Incendie dans la salle des machines
Traversier roulier à passagers Holiday Island
Wood Islands (Île-du-Prince-Édouard)
L'événement
Le traversier Holiday Island effectuait un trajet de 75 minutes au cours duquel il devait traverser le détroit de Northumberland entre Caribou (Nouvelle-Écosse) et Wood Islands (Île-du-Prince-Édouard [Î.-P.-É.]). Le 22 juillet 2022, le navire a quitté Caribou à destination de Wood Islands dans le cadre de son 2e voyage de la journée. Alors que le navire s’approchait de Wood Islands, l’alarme d’incendie a retenti en réponse à un incendie qui était survenu dans la salle des machines. Les moteurs ont été arrêtés immédiatement et les vannes d’alimentation en carburant ont été fermées peu après. Le capitaine a délibérément fait échouer le navire sur un banc de sable situé à l’ouest du chenal, à l’extérieur de l’entrée du terminal de Wood Islands, et les deux ancres ont été jetées. L’équipage a tenté de lutter contre l’incendie sur place, mais en vain. En partie à cause de la fumée et de la chaleur, les évents d’admission d’air sur le pont du rouf supérieur n’ont pas été fermés. Le déclenchement à distance du système d’extinction d’incendie fixe au CO2 n’a pas fonctionné. Lorsque l’équipage s’en est aperçu, le système a été activé manuellement et a fonctionné, mais qu’en partie. L’équipe de lutte contre l’incendie du navire a par la suite entamé le refroidissement du périmètre.

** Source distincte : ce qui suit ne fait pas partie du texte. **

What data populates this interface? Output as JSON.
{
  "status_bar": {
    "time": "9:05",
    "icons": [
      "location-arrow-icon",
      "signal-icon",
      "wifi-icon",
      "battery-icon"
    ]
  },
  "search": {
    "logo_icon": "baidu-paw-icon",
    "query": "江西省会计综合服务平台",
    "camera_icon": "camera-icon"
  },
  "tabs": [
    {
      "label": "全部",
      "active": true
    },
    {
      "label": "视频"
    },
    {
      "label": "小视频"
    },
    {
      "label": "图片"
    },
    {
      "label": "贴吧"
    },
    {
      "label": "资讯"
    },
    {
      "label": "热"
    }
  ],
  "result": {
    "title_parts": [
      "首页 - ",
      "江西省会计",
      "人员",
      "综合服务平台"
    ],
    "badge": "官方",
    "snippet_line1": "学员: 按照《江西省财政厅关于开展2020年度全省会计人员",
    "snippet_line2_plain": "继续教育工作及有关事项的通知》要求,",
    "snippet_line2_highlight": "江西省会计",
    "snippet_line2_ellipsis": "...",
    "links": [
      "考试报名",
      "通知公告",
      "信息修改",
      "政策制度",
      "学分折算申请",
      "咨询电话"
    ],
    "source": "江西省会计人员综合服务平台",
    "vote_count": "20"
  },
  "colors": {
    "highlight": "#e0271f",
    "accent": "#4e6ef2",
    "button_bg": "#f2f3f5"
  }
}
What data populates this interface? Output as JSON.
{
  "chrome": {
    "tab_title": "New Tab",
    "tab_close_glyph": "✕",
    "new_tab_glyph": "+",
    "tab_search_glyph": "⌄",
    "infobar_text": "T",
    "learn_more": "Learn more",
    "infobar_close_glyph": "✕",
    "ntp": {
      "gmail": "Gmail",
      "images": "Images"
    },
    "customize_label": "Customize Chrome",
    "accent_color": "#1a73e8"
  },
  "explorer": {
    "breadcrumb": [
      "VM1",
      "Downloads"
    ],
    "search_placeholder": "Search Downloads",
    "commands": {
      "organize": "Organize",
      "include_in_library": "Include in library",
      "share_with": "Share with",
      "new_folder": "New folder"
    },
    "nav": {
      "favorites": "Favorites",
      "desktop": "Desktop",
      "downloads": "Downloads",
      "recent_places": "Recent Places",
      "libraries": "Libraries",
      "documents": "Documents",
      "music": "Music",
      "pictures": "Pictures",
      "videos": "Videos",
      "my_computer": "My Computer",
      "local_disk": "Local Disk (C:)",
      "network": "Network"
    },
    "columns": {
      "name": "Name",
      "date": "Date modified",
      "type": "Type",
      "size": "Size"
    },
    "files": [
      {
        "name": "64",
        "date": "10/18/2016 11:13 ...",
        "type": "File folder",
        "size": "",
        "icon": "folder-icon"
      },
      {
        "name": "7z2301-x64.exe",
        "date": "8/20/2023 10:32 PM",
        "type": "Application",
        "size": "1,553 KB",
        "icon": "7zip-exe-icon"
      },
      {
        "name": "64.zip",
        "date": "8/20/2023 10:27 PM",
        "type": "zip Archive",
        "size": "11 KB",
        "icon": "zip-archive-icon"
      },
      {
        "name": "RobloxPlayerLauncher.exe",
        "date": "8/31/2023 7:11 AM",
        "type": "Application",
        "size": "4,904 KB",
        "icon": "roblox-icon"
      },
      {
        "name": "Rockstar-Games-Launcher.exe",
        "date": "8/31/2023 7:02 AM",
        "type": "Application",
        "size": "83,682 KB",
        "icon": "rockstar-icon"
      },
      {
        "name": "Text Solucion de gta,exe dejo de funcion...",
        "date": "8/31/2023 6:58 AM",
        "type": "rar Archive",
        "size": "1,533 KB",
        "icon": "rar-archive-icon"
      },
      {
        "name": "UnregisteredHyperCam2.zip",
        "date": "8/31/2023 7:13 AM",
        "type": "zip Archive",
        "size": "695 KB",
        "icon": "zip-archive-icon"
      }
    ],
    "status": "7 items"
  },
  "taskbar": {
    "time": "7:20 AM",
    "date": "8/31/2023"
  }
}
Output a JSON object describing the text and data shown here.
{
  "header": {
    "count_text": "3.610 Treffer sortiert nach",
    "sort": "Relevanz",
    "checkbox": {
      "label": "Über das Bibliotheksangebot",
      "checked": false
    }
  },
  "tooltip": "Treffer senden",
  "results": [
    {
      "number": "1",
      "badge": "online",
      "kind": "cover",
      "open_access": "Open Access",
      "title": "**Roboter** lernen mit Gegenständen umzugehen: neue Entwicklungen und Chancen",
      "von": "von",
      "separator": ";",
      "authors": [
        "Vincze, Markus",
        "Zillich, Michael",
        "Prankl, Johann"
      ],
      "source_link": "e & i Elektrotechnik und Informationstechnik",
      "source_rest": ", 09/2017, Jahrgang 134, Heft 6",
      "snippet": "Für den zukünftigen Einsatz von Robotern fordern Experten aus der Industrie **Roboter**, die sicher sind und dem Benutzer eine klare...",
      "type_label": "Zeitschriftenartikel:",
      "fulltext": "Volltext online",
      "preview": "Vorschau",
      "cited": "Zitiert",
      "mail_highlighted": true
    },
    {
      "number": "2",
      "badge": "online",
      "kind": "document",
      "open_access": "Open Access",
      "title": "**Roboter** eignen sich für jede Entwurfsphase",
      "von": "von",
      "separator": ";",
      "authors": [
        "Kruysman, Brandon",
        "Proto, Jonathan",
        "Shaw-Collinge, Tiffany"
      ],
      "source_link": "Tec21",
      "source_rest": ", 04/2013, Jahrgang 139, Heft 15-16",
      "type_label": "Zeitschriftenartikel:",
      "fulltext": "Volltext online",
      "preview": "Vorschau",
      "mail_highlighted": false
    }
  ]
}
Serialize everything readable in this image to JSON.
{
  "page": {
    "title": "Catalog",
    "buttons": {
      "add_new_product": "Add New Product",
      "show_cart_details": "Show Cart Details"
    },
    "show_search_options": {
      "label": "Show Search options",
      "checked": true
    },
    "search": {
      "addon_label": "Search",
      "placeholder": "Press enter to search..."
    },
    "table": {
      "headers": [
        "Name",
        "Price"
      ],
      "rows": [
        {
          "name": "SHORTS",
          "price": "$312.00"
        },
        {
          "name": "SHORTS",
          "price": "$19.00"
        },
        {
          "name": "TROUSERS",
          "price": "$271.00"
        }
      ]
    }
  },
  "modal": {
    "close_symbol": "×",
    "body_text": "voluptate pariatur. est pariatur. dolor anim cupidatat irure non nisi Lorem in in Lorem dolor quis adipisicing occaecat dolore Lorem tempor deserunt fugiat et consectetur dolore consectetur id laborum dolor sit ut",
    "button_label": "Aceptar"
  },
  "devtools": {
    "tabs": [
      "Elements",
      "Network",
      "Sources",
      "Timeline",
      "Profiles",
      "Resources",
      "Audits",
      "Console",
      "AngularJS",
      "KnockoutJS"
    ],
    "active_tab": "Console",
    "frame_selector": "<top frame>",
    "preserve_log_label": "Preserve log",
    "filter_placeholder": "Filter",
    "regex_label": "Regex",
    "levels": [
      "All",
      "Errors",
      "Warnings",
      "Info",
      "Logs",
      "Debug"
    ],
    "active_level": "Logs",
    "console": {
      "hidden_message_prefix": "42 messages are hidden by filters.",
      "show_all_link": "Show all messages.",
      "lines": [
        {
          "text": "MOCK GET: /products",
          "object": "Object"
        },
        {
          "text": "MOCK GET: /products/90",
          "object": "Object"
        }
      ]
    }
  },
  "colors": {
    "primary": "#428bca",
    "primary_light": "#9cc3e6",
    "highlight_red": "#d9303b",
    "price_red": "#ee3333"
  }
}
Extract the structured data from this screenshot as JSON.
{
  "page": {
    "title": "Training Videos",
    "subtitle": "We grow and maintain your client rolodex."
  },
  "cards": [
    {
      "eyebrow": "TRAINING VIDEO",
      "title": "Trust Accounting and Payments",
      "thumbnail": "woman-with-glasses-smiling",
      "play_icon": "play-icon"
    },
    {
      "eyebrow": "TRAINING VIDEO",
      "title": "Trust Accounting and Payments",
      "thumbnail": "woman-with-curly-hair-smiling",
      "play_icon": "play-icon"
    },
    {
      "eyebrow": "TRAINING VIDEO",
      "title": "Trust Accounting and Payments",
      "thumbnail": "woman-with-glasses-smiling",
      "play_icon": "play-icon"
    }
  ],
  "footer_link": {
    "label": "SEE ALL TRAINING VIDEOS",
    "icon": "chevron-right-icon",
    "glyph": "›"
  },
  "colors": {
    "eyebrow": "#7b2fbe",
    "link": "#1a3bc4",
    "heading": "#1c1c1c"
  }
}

Les préparatifs d’évacuation des passagers et des membres d’équipage non essentiels ont commencé pendant que l’équipe de lutte contre l’incendie était à l’œuvre. Les membres d’équipage ont aidé les passagers à descendre jusqu’aux radeaux de sauvetage à l’aide des dispositifs d’évacuation en mer. Les équipages des navires à proximité ont évacué les passagers et les membres d’équipage non essentiels vers les radeaux de sauvetage et les ont amenés au point de réception situé au quai de Wood Islands. Environ 1,5 heure après le déclenchement de l’alarme d’incendie, tous les passagers et les membres d’équipage qui ne participaient pas à la lutte contre l’incendie avaient quitté le navire.
Alors que les pompiers à terre montaient à bord du navire pour apporter leur aide, le refroidissement du périmètre a été étendu au pont du rouf supérieur et au pont de cheminée, et les pompiers ont commencé à surveiller les températures. À ce moment-là, une importante quantité de fumée s’échappait des évents d’admission d’air et des prises d’air et des évents d’évacuation de la salle des machines.
À l’approche de la marée haute de 18 h 50, la poupe du Holiday Island s’est dégagée. Le Holiday Island gîtait d’environ 2° à 3° sur bâbord, et ce, depuis le début de l’après-midi. À 20 h 17, la gîte avait augmenté à environ 5°, et à 20 h 44, le navire gîtait d’environ 10° sur bâbord.
À 21 h 48, par souci pour leur sécurité, les personnes qui se trouvaient encore à bord (environ 40) ont été évacuées. Le feu a continué à brûler et la fumée provenant des évents et de la cheminée de la salle des machines est restée visible jusqu’au milieu de l’après-midi du 23 juillet. Le matin du 24 juillet, le Holiday Island a été remorqué jusqu’au terminal de Wood Islands, et les véhicules à bord ont été déchargés plus tard ce jour-là. Le navire a par la suite été déclaré perte réputée totale.
Au cours de l’événement, différents nombres de passagers et de membres d’équipage ont été enregistrés. Le capitaine a tout d’abord déclaré 182 passagers et 23 membres d’équipage (un total de 205 personnes). Au total, 236 passagers ont été dénombrés au point d’accueil.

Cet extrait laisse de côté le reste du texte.